Former Argentine dictator Jorge Videla, on trial again for the first time in 25 years, testified on Tuesday that his military junta was called by society to stamp out an incipient Marxist revolution, and warned that the same “terrorists” have now completely infiltrated the government.
“Yesterday’s defeated enemies have achieved their goal: Today they govern our country and put themselves on pedestals as champions of human rights,” Videla complained. “They’re now in power and from there they are attempting to install a Marxist regime … taking captive the institutions of the republic.”
Videla, 85, gave a long speech before a panel of judges deciding whether he and two dozen other defendants are responsible for the torture and murder of 31 political prisoners in the provincial city of Cordoba in 1976. Prosecutors have asked for a life sentence for Videla. A ruling was expected late yesterday.
This is the first trial for Videla since the Supreme Court in 2007 declared unconstitutional the amnesty that enabled him and other junta leaders to escape the life sentences they received in an historic trial in 1985, as Argentina was returning to democracy after the 1976-1983 dictatorship.
Videla was considered the architect of systematic repression that officially eliminated 13,000 people. Human rights groups say the full toll was 30,000.
Videla has said he alone was responsible for the crackdown, as leader of the first military junta that ruled after the March 1976 coup. He repeated that on Tuesday in a long, defiant speech in the provincial courtroom, which was televised nationwide.

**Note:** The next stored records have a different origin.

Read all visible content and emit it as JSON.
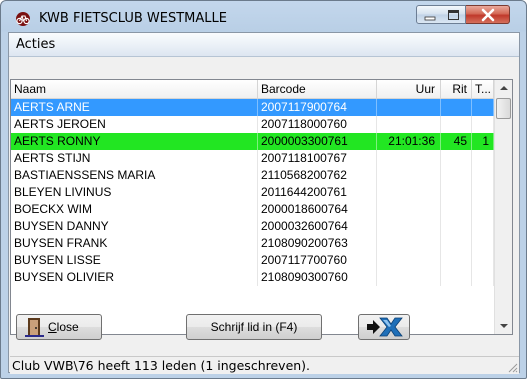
{
  "window": {
    "title": "KWB FIETSCLUB WESTMALLE"
  },
  "menu": {
    "items": [
      "Acties"
    ]
  },
  "table": {
    "columns": [
      "Naam",
      "Barcode",
      "Uur",
      "Rit",
      "T..."
    ],
    "rows": [
      {
        "naam": "AERTS ARNE",
        "barcode": "2007117900764",
        "uur": "",
        "rit": "",
        "t": "",
        "state": "selected"
      },
      {
        "naam": "AERTS JEROEN",
        "barcode": "2007118000760",
        "uur": "",
        "rit": "",
        "t": "",
        "state": ""
      },
      {
        "naam": "AERTS RONNY",
        "barcode": "2000003300761",
        "uur": "21:01:36",
        "rit": "45",
        "t": "1",
        "state": "present"
      },
      {
        "naam": "AERTS STIJN",
        "barcode": "2007118100767",
        "uur": "",
        "rit": "",
        "t": "",
        "state": ""
      },
      {
        "naam": "BASTIAENSSENS MARIA",
        "barcode": "2110568200762",
        "uur": "",
        "rit": "",
        "t": "",
        "state": ""
      },
      {
        "naam": "BLEYEN LIVINUS",
        "barcode": "2011644200761",
        "uur": "",
        "rit": "",
        "t": "",
        "state": ""
      },
      {
        "naam": "BOECKX WIM",
        "barcode": "2000018600764",
        "uur": "",
        "rit": "",
        "t": "",
        "state": ""
      },
      {
        "naam": "BUYSEN DANNY",
        "barcode": "2000032600764",
        "uur": "",
        "rit": "",
        "t": "",
        "state": ""
      },
      {
        "naam": "BUYSEN FRANK",
        "barcode": "2108090200763",
        "uur": "",
        "rit": "",
        "t": "",
        "state": ""
      },
      {
        "naam": "BUYSEN LISSE",
        "barcode": "2007117700760",
        "uur": "",
        "rit": "",
        "t": "",
        "state": ""
      },
      {
        "naam": "BUYSEN OLIVIER",
        "barcode": "2108090300760",
        "uur": "",
        "rit": "",
        "t": "",
        "state": ""
      }
    ]
  },
  "buttons": {
    "close_label": "Close",
    "close_accel": "C",
    "close_rest": "lose",
    "sign_label": "Schrijf lid in (F4)"
  },
  "status": {
    "text": "Club VWB\\76 heeft 113 leden (1 ingeschreven)."
  },
  "colors": {
    "selected": "#3399ff",
    "present": "#22e622"
  },
  "icons": [
    "bicycle-icon",
    "minimize-icon",
    "maximize-icon",
    "close-icon",
    "door-icon",
    "export-icon"
  ]
}
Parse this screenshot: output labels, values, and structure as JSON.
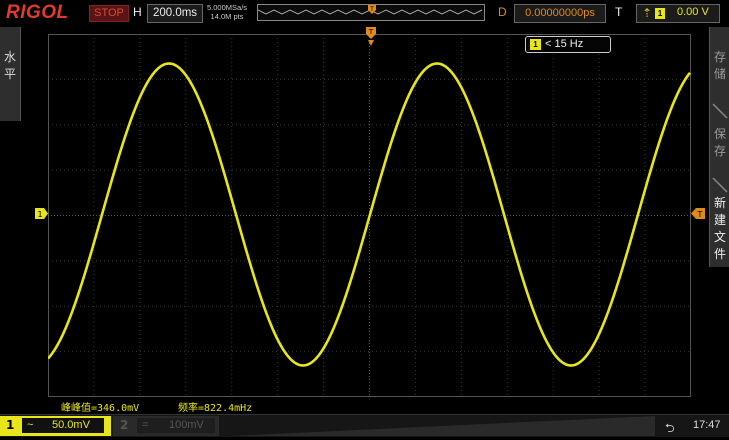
{
  "topbar": {
    "brand": "RIGOL",
    "run_state": "STOP",
    "horizontal_label": "H",
    "timebase": "200.0ms",
    "sample_rate": "5.000MSa/s",
    "memory_depth": "14.0M pts",
    "delay_label": "D",
    "delay_value": "0.00000000ps",
    "trigger_label": "T",
    "trigger_source": "1",
    "trigger_level": "0.00 V",
    "trigger_edge_icon": "rising-edge-icon"
  },
  "left_tab": {
    "label": "水平"
  },
  "right_panel": {
    "items": [
      "存储",
      "保存",
      "新建文件"
    ]
  },
  "screen": {
    "channel_marker": "1",
    "bandwidth_limit": "< 15 Hz",
    "bandwidth_icon_text": "1",
    "trace_color": "#e8e61a",
    "trigger_color": "#e08a1e"
  },
  "measurements": {
    "vpp": "峰峰值=346.0mV",
    "freq": "频率=822.4mHz"
  },
  "bottombar": {
    "ch1_number": "1",
    "ch1_coupling": "~",
    "ch1_scale": "50.0mV",
    "ch2_number": "2",
    "ch2_coupling": "=",
    "ch2_scale": "100mV",
    "time": "17:47",
    "usb_icon": "usb-icon"
  }
}
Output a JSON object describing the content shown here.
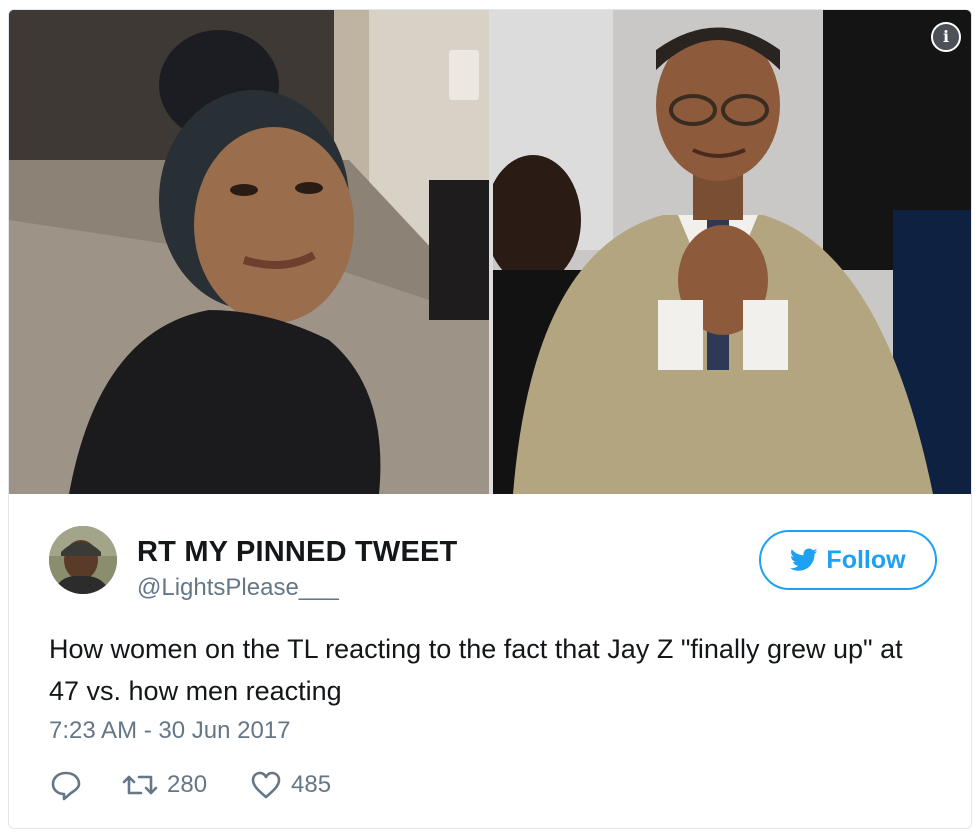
{
  "tweet": {
    "author": {
      "display_name": "RT MY PINNED TWEET",
      "handle": "@LightsPlease___"
    },
    "follow_label": "Follow",
    "text": "How women on the TL reacting to the fact that Jay Z \"finally grew up\" at 47 vs. how men reacting",
    "timestamp": "7:23 AM - 30 Jun 2017",
    "retweets": "280",
    "likes": "485"
  },
  "icons": {
    "info": "info-icon",
    "follow": "twitter-bird-icon",
    "reply": "reply-icon",
    "retweet": "retweet-icon",
    "like": "heart-icon"
  },
  "colors": {
    "accent": "#1da1f2",
    "muted": "#657786",
    "text": "#14171a",
    "border": "#e1e8ed"
  },
  "media": {
    "left_photo": "Woman making a skeptical face",
    "right_photo": "Smiling man in a tan suit with clasped hands"
  }
}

“Argentina had to confront directly a violent internal conflict, irregular in its form, of revolutionary character, with deep ideological roots and supported from outside the country,” Videla declared, referring to armed leftist groups including the Montoneros and People’s Revolutionary Army that committed bombings, robberies and kidnappings to destabilize the government in the early 1970s.
Videla reminded the court that it was the constitutional government of former Argentine president Isabel Peron who decreed in 1975 that the armed forces must “annihilate” subversive groups.
That order, which came several months before Videla and others deposed her in the coup, was unopposed in Congress “and had the support of the majority of the citizens,” he declared.
“I accept responsibility,” Videla said again on Tuesday, but he also called it a dishonest oversimplification to suggest that the military junta he led was solely to blame.
“It was precisely the Argentine society that was the main protagonist,” he said, one that “ordered its armed wing to rise to its defense.”
He called his trial an act of revenge “by people who after being defeated militarily now occupy all manner of positions in government.”
Argentine President Cristina Fernandez and her late husband and predecessor, former Argentine president Nestor Kirchner pushed for judicial reforms and then encouraged a wave of new trials of military and police figures. This is the first of dozens of cases against Videla to go to trial after the Supreme Court overturned the amnesties in 2007.
The case involves 31 political prisoners who were jailed pending civil proceedings before the coup.
Instead, they were pulled from their cells, tortured and officially “shot while trying to escape” between April and November 1976, prosecutors said.
Videla’s fellow defendants include former general Luciano Benjamin Menendez and 23 other retired military and police officials and civilians.
“We have to admit that in our country there was an internal war, initiated by terrorist organizations,” Videla said. “Some describe it as a dirty war. I refuse to accept this label.”
Videla described it as an irregular war, fought with political ideas as well as weapons, and said it is still being waged today.